Things you should look for on a footprint bar:
What delta means in each bar
What delta means in relation to price
What delta means between bars
What delta means at each price level
What absorption looks like.
Passive/aggressive action and responsive/initiative action:
Is price moving in a passive or aggressive fashion? Limit orders are passive. Market orders are aggressive.
Is price being responsive or initiative? Responsive means the market reaches a level on increasing volume, the market is starting to respond but not react just yet. Initiative means the buyers or sellers turn from passive orders to market orders.
In a ranging market with low volume between extremes
As price moves into support, sellers find passive buyers in the form of limit long orders. As soon as buyers turn responsive, ie buyers start lifting offers, sellers back off and start unwinding positions. Thats when you get a reversal. Now buyers initiate towards resistance (aggressively lifting offers) and when they find that passive selling (limit short orders) they back off buying and the market chops around a bit. Sellers go from from passive selling to initiative selling which cause a rotation downward as longs exit positions and take profits.
Consolidation trading
Is when the market rotates on low volume between two points. Absorption and auctioning is where the market is facilitating trade ie you have initiative off lows and initiative off highs which means it makes sense to be seeing higher relative volume at areas of interest. High positive delta coming into resistance and low negative delta coming into support. This makes sense now. It didnt before.
Responsive vs initiative
In a ranging market or one coming into t a level on responsive buying you should see delta increasing.
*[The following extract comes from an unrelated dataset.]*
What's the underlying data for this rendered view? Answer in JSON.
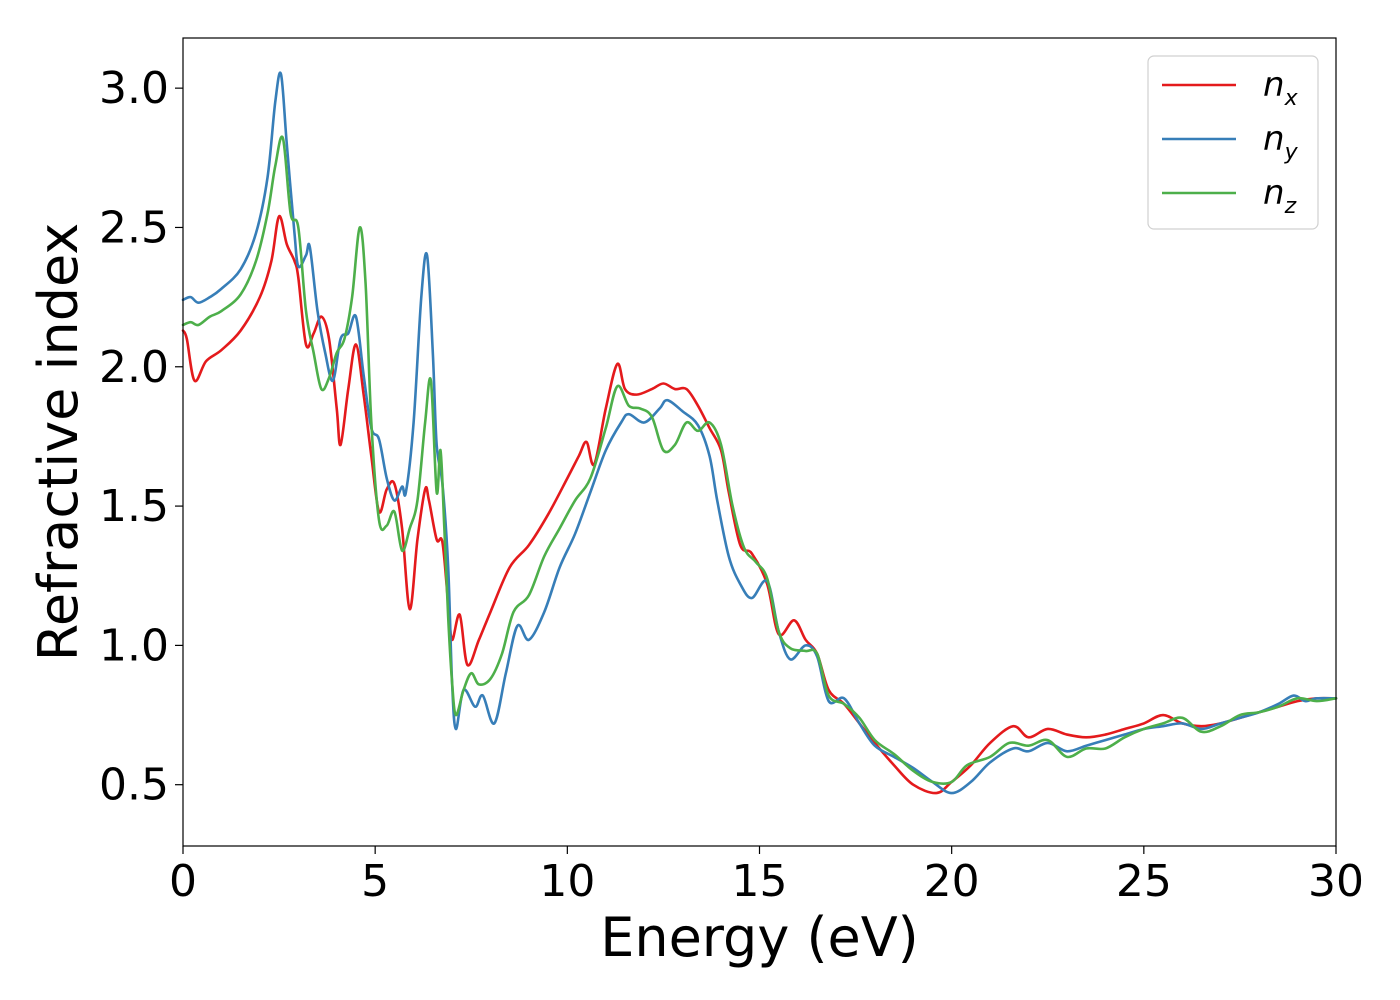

Example: As buyers lift offers into a level you should start to see increased positive delta this is because buyers are coming into passive selling in the form of limit short orders and those limit orders are more than what the buyers can buy. In order to see a reversal you would want to see responsive selling in the form of decreasing delta which means sellers are actively hitting the bids. In a perfect world those buyers unwind their positions and the market rotates back down on low volume.
Delta strength:
A good question to ask is what is the closing delta value in relation to the the bars highest delta value? Ie. If the bar has a maximium positive delta during the formation of the bar as 10 and the closing delta of the bar is 9 then the bar has closed strong in line with delta. You want to be going with this kind of bar EXCEPT when price has not moved in the direction of delta in which case you might be seeing absorption. You can see this in the bar spread. If 10 contracts normally moves the market 5 points but the market gets to a level and 10 contracts only moves the market half a point then perhaps you are seeing absorption.
In an ideal world, price is supported by delta in other words price rises accompanied by strong buying and falls on strong selling pressure evident by strong negative delta.
You want to look within a bar to see where big traders step in. If they are successful then the market should continue higher and the price level they stepped in at should become support as they attempt to protect the level on the retest. If the level fails then it becomes resistance as those traders cover their losing positions. This helps to push the market down because all those buy orders become sell orders as they exit losing positions.
Unfinished business on a numbers bar means a low that has both bids and offers. Finished business means that buyers or sellers had no more left to clear a level.